The use of the name in a derisive nature truly became prevalent in May 2020 due to a widely reported Central Park incident. Amy Cooper, a white woman walking her dog in Central Park, called the police on Christian Cooper, a black man with no relation to the former Cooper, who happened to be in the park at the same time to birdwatch. Both parties filmed the proceedings, and their recordings became a viral sensation online. Angry viewers scorned Amy Cooper for victimizing herself and making a racially motivated 911 call. Social media took to calling Amy Cooper the Central Park Karen, along with its respective hashtag. 

The Karen meme has even penetrated local governments. San Francisco’s Caution Against Racially Exploitative Non-Emergencies (CAREN) Act, intentionally named after the Karen stereotype, was passed on Oct. 20 by its Board of Supervisors, which criminalizes race-based 911 calls with a punishment of hefty fines.

Though the Karen label has mainly been used toward white women, there have been instances of its use towards males and people of color. Regardless of gender or ethnicity, the name describes frowned-upon displays of privilege and conceitedness.

Its use has grown understandably contentious, especially from those who are named Karen or are part of the older generation. Some people have called the name a slur or term of abuse, as well as framing Karen as a racist expletive for white people. Others dispute that those who oppose the naming act in a similar vein as Karens and are taking offense at a superficial issue. They point to other derogatory terms such as the N-word, deeply rooted in history and our society, that have done more harm than the name Karen. 

There are also other concerns regarding the accuracy of the stereotype. A New York Times poll found that in the 2020 election, 60% of Karens preferred Biden, who was more interested in addressing systemic racism than his opponent, suggesting that the insinuations associated with the name may not hold water all too well.

Though ‘a Karen’ may not be the most accurate terminology, other names, such as Miss Ann and Mister Charlie, circulated the African American community even before it came to describe white privilege. During the 19th century, an era of discrimination and oppressive segregation, Miss Ann and Mister Charlie described white owners of slaves or arrogant white people who held feelings of superiority toward the Black community. These precursors to Karen have even inspired songs, such as “Mr. Charlie” by Grateful Dead. Embedded in the lyrics are references to African American culture and the street slang they used. No matter the age, racial injustice still persists, as does the use of epithets to describe the oppressors.

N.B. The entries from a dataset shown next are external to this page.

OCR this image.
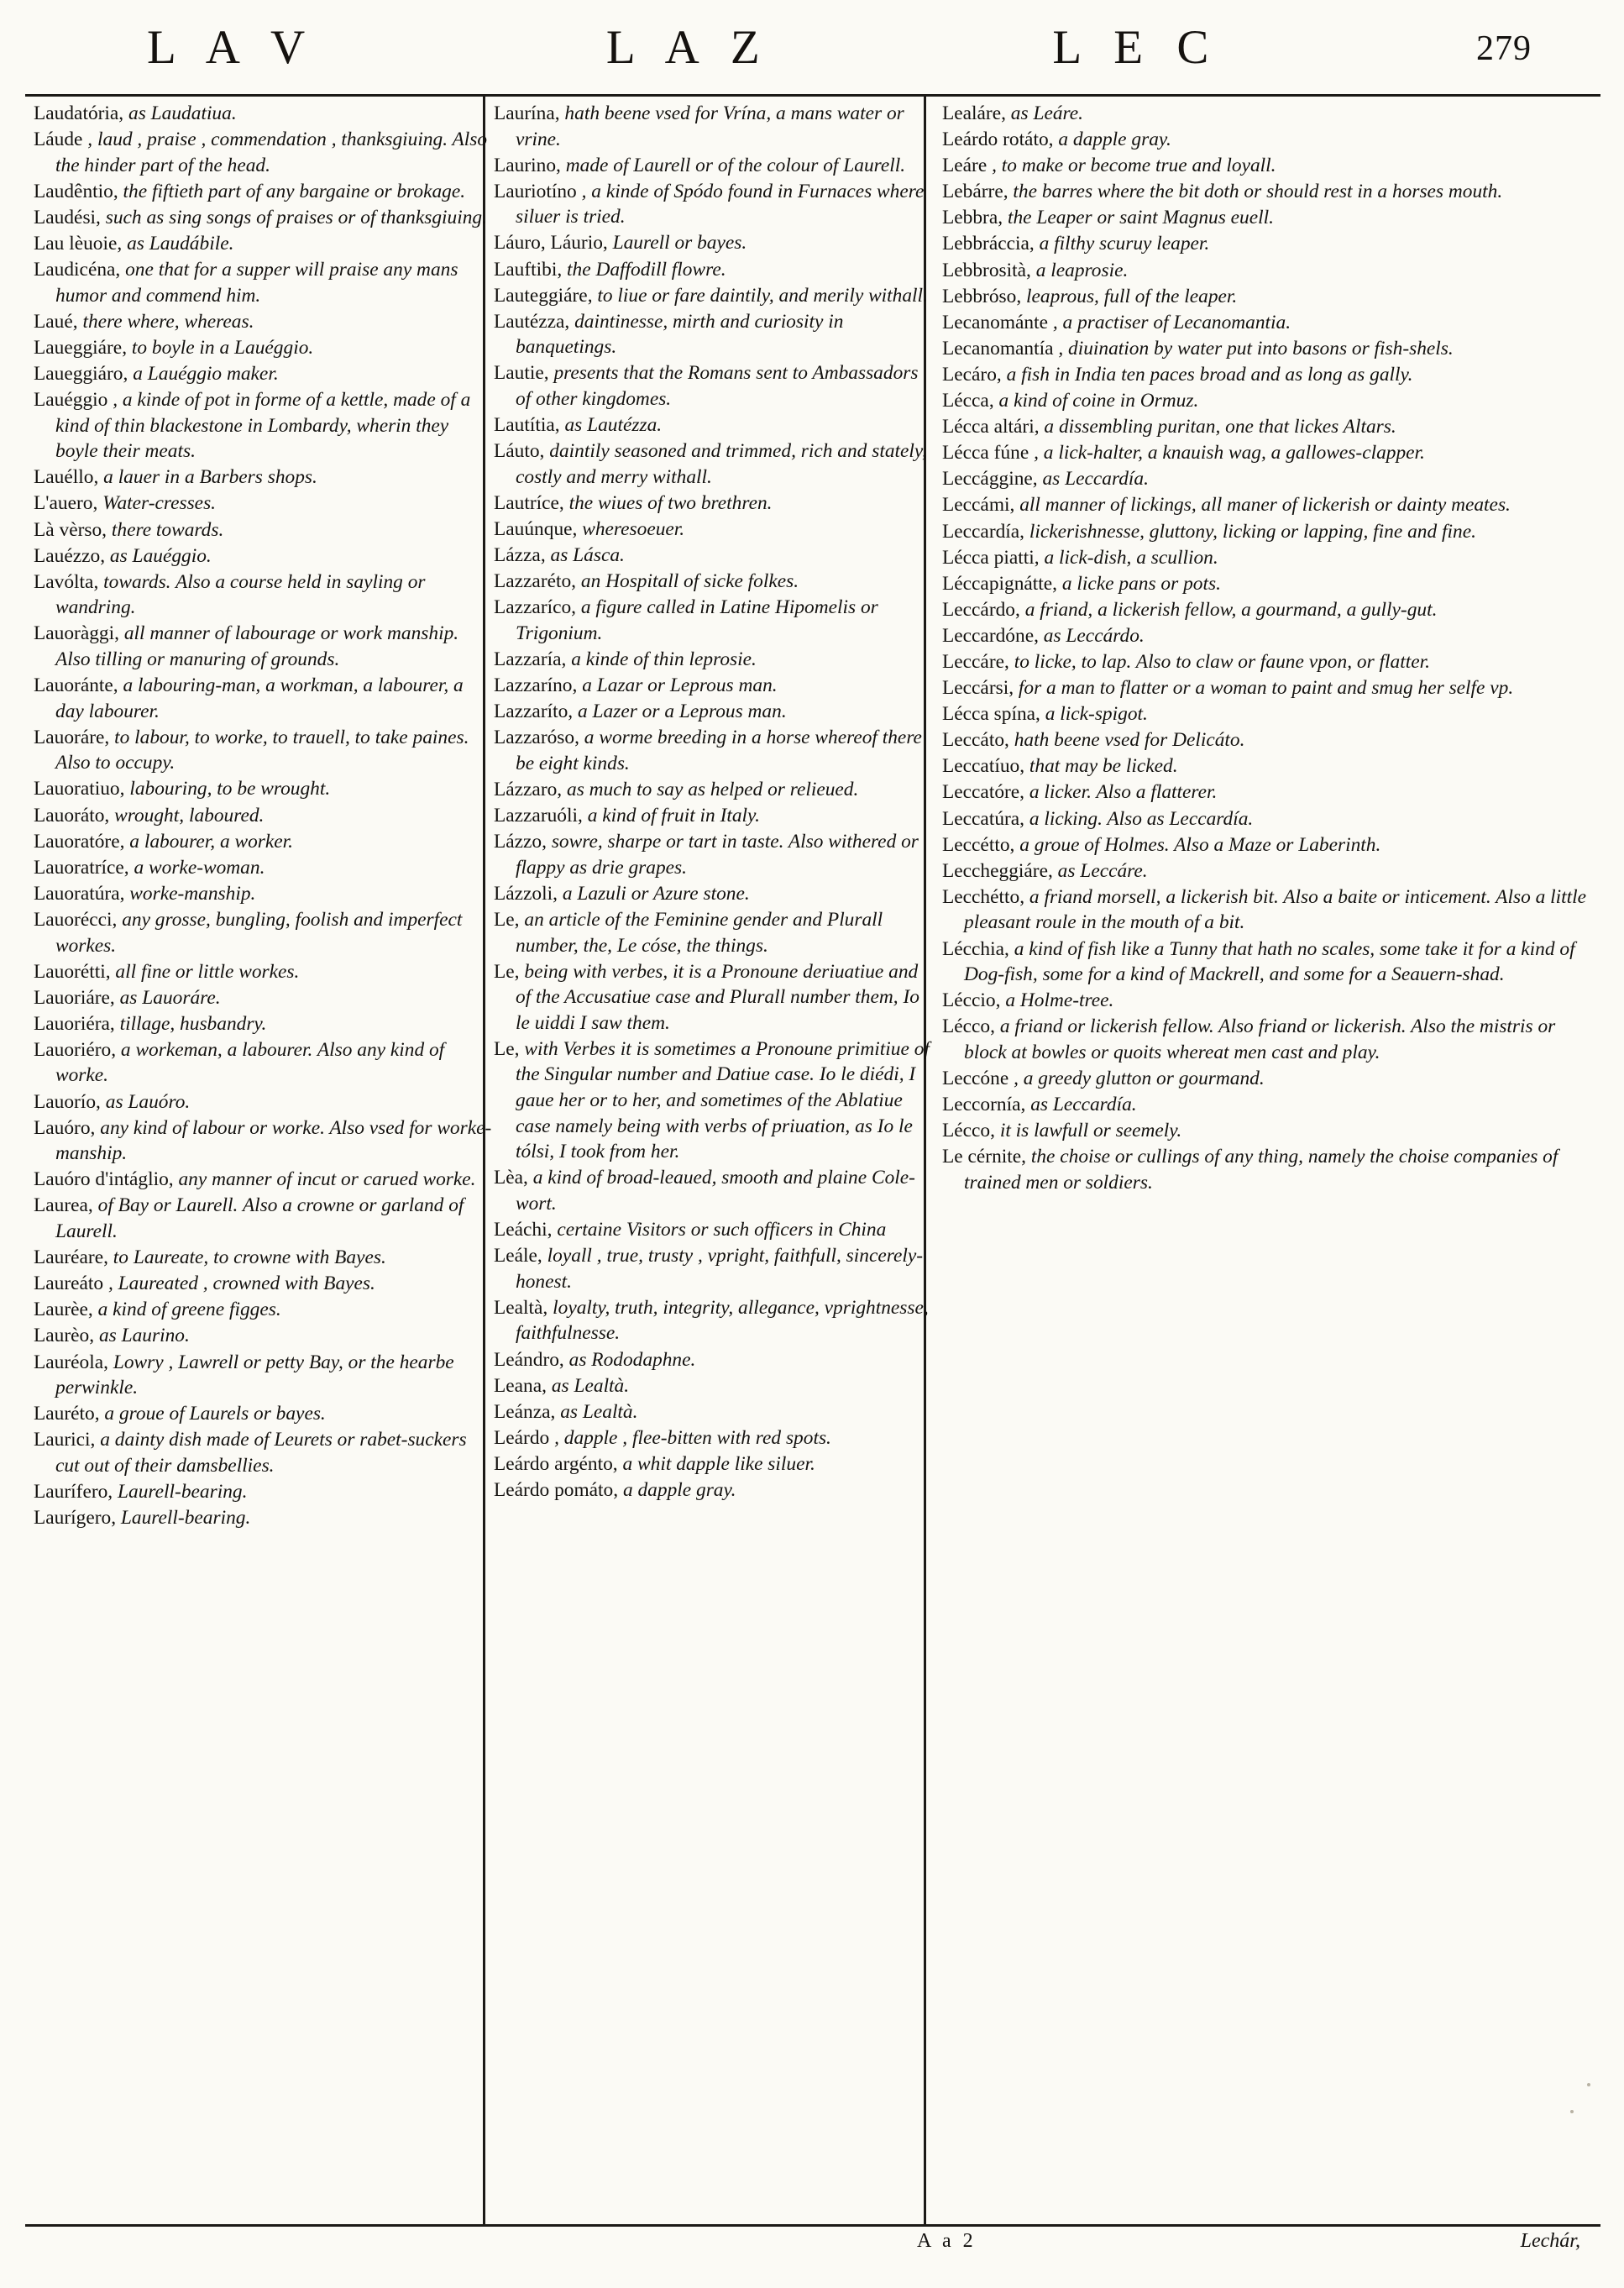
L A V	L A Z	L E C	279

Laudatória, as Laudatiua.

Láude , laud , praise , commendation , thanksgiuing. Also the hinder part of the head.

Laudêntio, the fiftieth part of any bargaine or brokage.

Laudési, such as sing songs of praises or of thanksgiuing.

Lau lèuoie, as Laudábile.

Laudicéna, one that for a supper will praise any mans humor and commend him.

Laué, there where, whereas.

Laueggiáre, to boyle in a Lauéggio.

Laueggiáro, a Lauéggio maker.

Lauéggio , a kinde of pot in forme of a kettle, made of a kind of thin blackestone in Lombardy, wherin they boyle their meats.

Lauéllo, a lauer in a Barbers shops.

L'auero, Water-cresses.

Là vèrso, there towards.

Lauézzo, as Lauéggio.

Lavólta, towards. Also a course held in sayling or wandring.

Lauoràggi, all manner of labourage or work manship. Also tilling or manuring of grounds.

Lauoránte, a labouring-man, a workman, a labourer, a day labourer.

Lauoráre, to labour, to worke, to trauell, to take paines. Also to occupy.

Lauoratiuo, labouring, to be wrought.

Lauoráto, wrought, laboured.

Lauoratóre, a labourer, a worker.

Lauoratríce, a worke-woman.

Lauoratúra, worke-manship.

Lauorécci, any grosse, bungling, foolish and imperfect workes.

Lauorétti, all fine or little workes.

Lauoriáre, as Lauoráre.

Lauoriéra, tillage, husbandry.

Lauoriéro, a workeman, a labourer. Also any kind of worke.

Lauorío, as Lauóro.

Lauóro, any kind of labour or worke. Also vsed for worke-manship.

Lauóro d'intáglio, any manner of incut or carued worke.

Laurea, of Bay or Laurell. Also a crowne or garland of Laurell.

Lauréare, to Laureate, to crowne with Bayes.

Laureáto , Laureated , crowned with Bayes.

Laurèe, a kind of greene figges.

Laurèo, as Laurino.

Lauréola, Lowry , Lawrell or petty Bay, or the hearbe perwinkle.

Lauréto, a groue of Laurels or bayes.

Laurici, a dainty dish made of Leurets or rabet-suckers cut out of their damsbellies.

Laurífero, Laurell-bearing.

Laurígero, Laurell-bearing.

Laurína, hath beene vsed for Vrína, a mans water or vrine.

Laurino, made of Laurell or of the colour of Laurell.

Lauriotíno , a kinde of Spódo found in Furnaces where siluer is tried.

Láuro, Láurio, Laurell or bayes.

Lauftibi, the Daffodill flowre.

Lauteggiáre, to liue or fare daintily, and merily withall.

Lautézza, daintinesse, mirth and curiosity in banquetings.

Lautie, presents that the Romans sent to Ambassadors of other kingdomes.

Lautítia, as Lautézza.

Láuto, daintily seasoned and trimmed, rich and stately, costly and merry withall.

Lautríce, the wiues of two brethren.

Lauúnque, wheresoeuer.

Lázza, as Lásca.

Lazzaréto, an Hospitall of sicke folkes.

Lazzaríco, a figure called in Latine Hipomelis or Trigonium.

Lazzaría, a kinde of thin leprosie.

Lazzaríno, a Lazar or Leprous man.

Lazzaríto, a Lazer or a Leprous man.

Lazzarósо, a worme breeding in a horse whereof there be eight kinds.

Lázzaro, as much to say as helped or relieued.

Lazzaruóli, a kind of fruit in Italy.

Lázzo, sowre, sharpe or tart in taste. Also withered or flappy as drie grapes.

Lázzoli, a Lazuli or Azure stone.

Le, an article of the Feminine gender and Plurall number, the, Le cóse, the things.

Le, being with verbes, it is a Pronoune deriuatiue and of the Accusatiue case and Plurall number them, Io le uiddi I saw them.

Le, with Verbes it is sometimes a Pronoune primitiue of the Singular number and Datiue case. Io le diédi, I gaue her or to her, and sometimes of the Ablatiue case namely being with verbs of priuation, as Io le tólsi, I took from her.

Lèa, a kind of broad-leaued, smooth and plaine Cole-wort.

Leáchi, certaine Visitors or such officers in China

Leále, loyall , true, trusty , vpright, faithfull, sincerely-honest.

Lealtà, loyalty, truth, integrity, allegance, vprightnesse, faithfulnesse.

Leándro, as Rododaphne.

Leana, as Lealtà.

Leánza, as Lealtà.

Leárdo , dapple , flee-bitten with red spots.

Leárdo argénto, a whit dapple like siluer.

Leárdo pomáto, a dapple gray.

Lealáre, as Leáre.

Leárdo rotáto, a dapple gray.

Leáre , to make or become true and loyall.

Lebárre, the barres where the bit doth or should rest in a horses mouth.

Lebbra, the Leaper or saint Magnus euell.

Lebbráccia, a filthy scuruy leaper.

Lebbrosità, a leaprosie.

Lebbróso, leaprous, full of the leaper.

Lecanománte , a practiser of Lecanomantia.

Lecanomantía , diuination by water put into basons or fish-shels.

Lecáro, a fish in India ten paces broad and as long as gally.

Lécca, a kind of coine in Ormuz.

Lécca altári, a dissembling puritan, one that lickes Altars.

Lécca fúne , a lick-halter, a knauish wag, a gallowes-clapper.

Leccággine, as Leccardía.

Leccámi, all manner of lickings, all maner of lickerish or dainty meates.

Leccardía, lickerishnesse, gluttony, licking or lapping, fine and fine.

Lécca piatti, a lick-dish, a scullion.

Léccapignátte, a licke pans or pots.

Leccárdo, a friand, a lickerish fellow, a gourmand, a gully-gut.

Leccardóne, as Leccárdo.

Leccáre, to licke, to lap. Also to claw or faune vpon, or flatter.

Leccársi, for a man to flatter or a woman to paint and smug her selfe vp.

Lécca spína, a lick-spigot.

Leccáto, hath beene vsed for Delicáto.

Leccatíuo, that may be licked.

Leccatóre, a licker. Also a flatterer.

Leccatúra, a licking. Also as Leccardía.

Leccétto, a groue of Holmes. Also a Maze or Laberinth.

Leccheggiáre, as Leccáre.

Lecchétto, a friand morsell, a lickerish bit. Also a baite or inticement. Also a little pleasant roule in the mouth of a bit.

Lécchia, a kind of fish like a Tunny that hath no scales, some take it for a kind of Dog-fish, some for a kind of Mackrell, and some for a Seauern-shad.

Léccio, a Holme-tree.

Lécco, a friand or lickerish fellow. Also friand or lickerish. Also the mistris or block at bowles or quoits whereat men cast and play.

Leccóne , a greedy glutton or gourmand.

Leccornía, as Leccardía.

Lécco, it is lawfull or seemely.

Le cérnite, the choise or cullings of any thing, namely the choise companies of trained men or soldiers.

A a 2	Lechár,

Other names such as Becky, Felicia and Chad, though not as prominent, also refer to a specific group of people. Beckys are women who are “basic,” dim-witted and put a large emphasis on appearance. The label arose from a line in the song “Baby Got Back” by Sir Mix-a-Lot, in which a woman addresses a Becky and belittles the looks of another woman. 

Chad, one of the few names describing the male population, depicts an affluent, attractive man similar to a stereotypical jock or male model. Chad is said to have been a slang in ‘90s Chicago and climbed the ladder of youth pop culture when referenced in the fake satirical club Lincoln Park Chad Society.

Felicia is most commonly used in the phrase “Bye, Felicia,” which isn’t so much a stereotype as it is a quip to dismiss or turn away someone in a condescending manner. It is a quote from the 1995 movie “Friday,” and the saying quickly rose in popularity after that particular scene was posted on YouTube in 2007.

The rise of Karen and other names to represent entitlement and other negative stereotypes is largely coincidental, yet, no matter their origins, these names developed in response to a divided nation. Though the new meaning of “Karen” is met with some controversy, its extensive online presence has contributed to greater awareness of racial and social issues, especially resonating with the younger generation.